Leeuwenhoek avait eu l’idée d’examiner un peu de son propre sang, et à sa grande stupéfaction il avait vu l’incalculable multitude de corpuscules rouges roulant dans un fluide diaphane. L’observateur, disposant d’instrumens bien imparfaits, si nous les comparons aux puissans microscopes qui sont aujourd’hui aux mains des naturalistes, se trompa sur la forme et la structure des corpuscules sanguins. Il les croyait sphériques; de là le nom de globules qu’il leur a donné et qu’on a tellement répété, qu’aujourd’hui les physiologistes eux-mêmes les appellent souvent encore les globules du sang. Nous n’hésitons pas à attribuer à Leeuwenhoek la découverte de la constitution physique du sang. A la vérité, plus de douze années avant la communication de l’observateur de Delft, Malpighi, ayant examiné au microscope le sang d’un hérisson, avait distingué les corpuscules rouges; mais il les avait pris pour des globules de graisse et ne s’en était pas occupé davantage. Aussi, en présence de cette détermination, malgré le sentiment du grand Haller, il nous semble impossible de faire honneur de la découverte au professeur de Bologne. Une observation plus sérieuse avait été faite dès 1658; seulement comme elle n’avait reçu aucune publicité, le mérite de Leeuwenhoek reste entier. Swammerdam avait constaté dans le sang de la grenouille un nombre immense de « particules ovalaires, » selon ses propres expressions; mais les travaux de ce savant ne furent mis au jour qu’au commencement du XVIIIe siècle. Après l’annonce de sa découverte, Leeuwenhoek, ayant reçu une lettre flatteuse du secrétaire de la Société royale, laisse éclater sa joie. « J’ai vu avec un bien vif plaisir, écrit-il, que mes observations microscopiques ne vous ont pas été désagréables, non plus qu’aux philosophes vos amis, et cela m’a fortement engagé à poursuivre mes recherches. »

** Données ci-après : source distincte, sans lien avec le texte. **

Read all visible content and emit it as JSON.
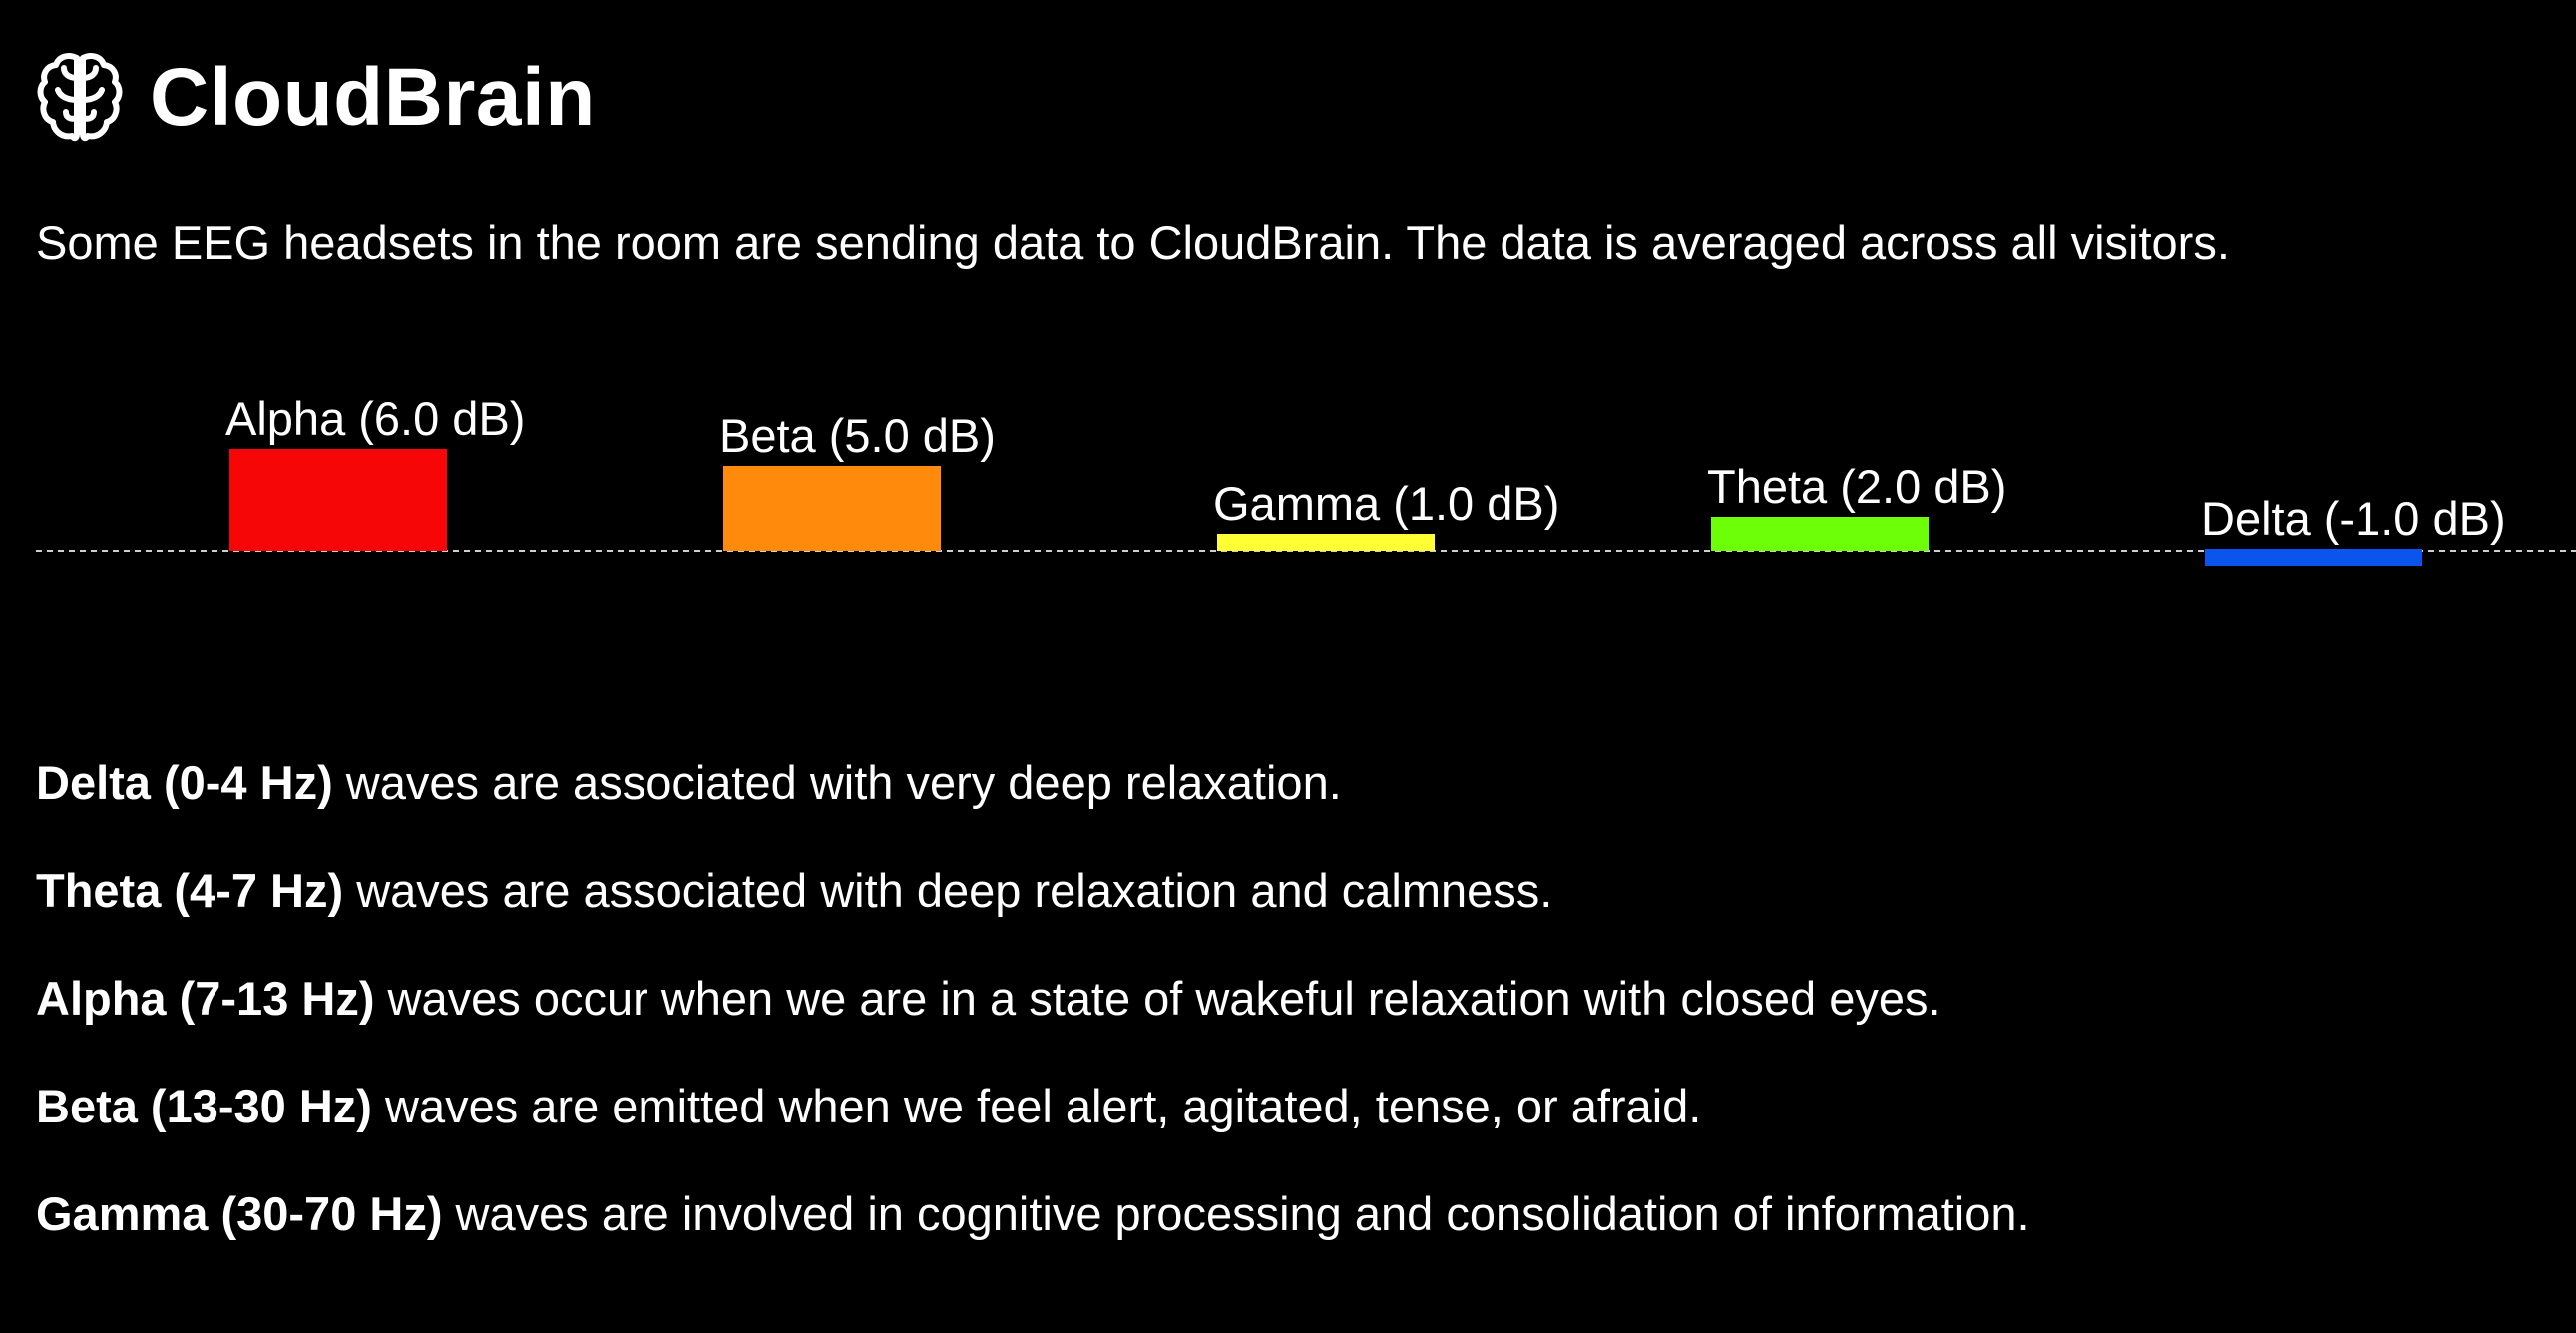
{
  "app": {
    "title": "CloudBrain",
    "icon": "brain-icon"
  },
  "intro_text": "Some EEG headsets in the room are sending data to CloudBrain. The data is averaged across all visitors.",
  "chart_data": {
    "type": "bar",
    "categories": [
      "Alpha",
      "Beta",
      "Gamma",
      "Theta",
      "Delta"
    ],
    "values": [
      6.0,
      5.0,
      1.0,
      2.0,
      -1.0
    ],
    "unit": "dB",
    "data_labels": [
      "Alpha (6.0 dB)",
      "Beta (5.0 dB)",
      "Gamma (1.0 dB)",
      "Theta (2.0 dB)",
      "Delta (-1.0 dB)"
    ],
    "colors": [
      "#f60606",
      "#ff8a0c",
      "#ffff33",
      "#6cff08",
      "#0a55ee"
    ],
    "baseline": 0,
    "baseline_style": "dashed",
    "title": "",
    "xlabel": "",
    "ylabel": "",
    "grid": false,
    "legend": "none"
  },
  "descriptions": [
    {
      "term": "Delta (0-4 Hz)",
      "text": " waves are associated with very deep relaxation."
    },
    {
      "term": "Theta (4-7 Hz)",
      "text": " waves are associated with deep relaxation and calmness."
    },
    {
      "term": "Alpha (7-13 Hz)",
      "text": " waves occur when we are in a state of wakeful relaxation with closed eyes."
    },
    {
      "term": "Beta (13-30 Hz)",
      "text": " waves are emitted when we feel alert, agitated, tense, or afraid."
    },
    {
      "term": "Gamma (30-70 Hz)",
      "text": " waves are involved in cognitive processing and consolidation of information."
    }
  ]
}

Notre investigateur alors, tout charmé de montrer jusqu’à quel point il est ingénieux, décrit avec complaisance ce qui lui a le mieux réussi pour observer le sang. Il s’est avisé de fabriquer des tubes de verre ayant la finesse d’un cheveu, et après avoir introduit dans le tube capillaire un peu du liquide rouge, il a pu le voir sous le microscope en une couche très mince, sans avoir à redouter une prompte dessiccation. Par un nouvel examen du sang, le patient naturaliste fut conduit à estimer que les globules étaient vingt-cinq mille fois plus petits qu’un grain de sable. On a vu de quelle sorte de grain de sable il s’agit.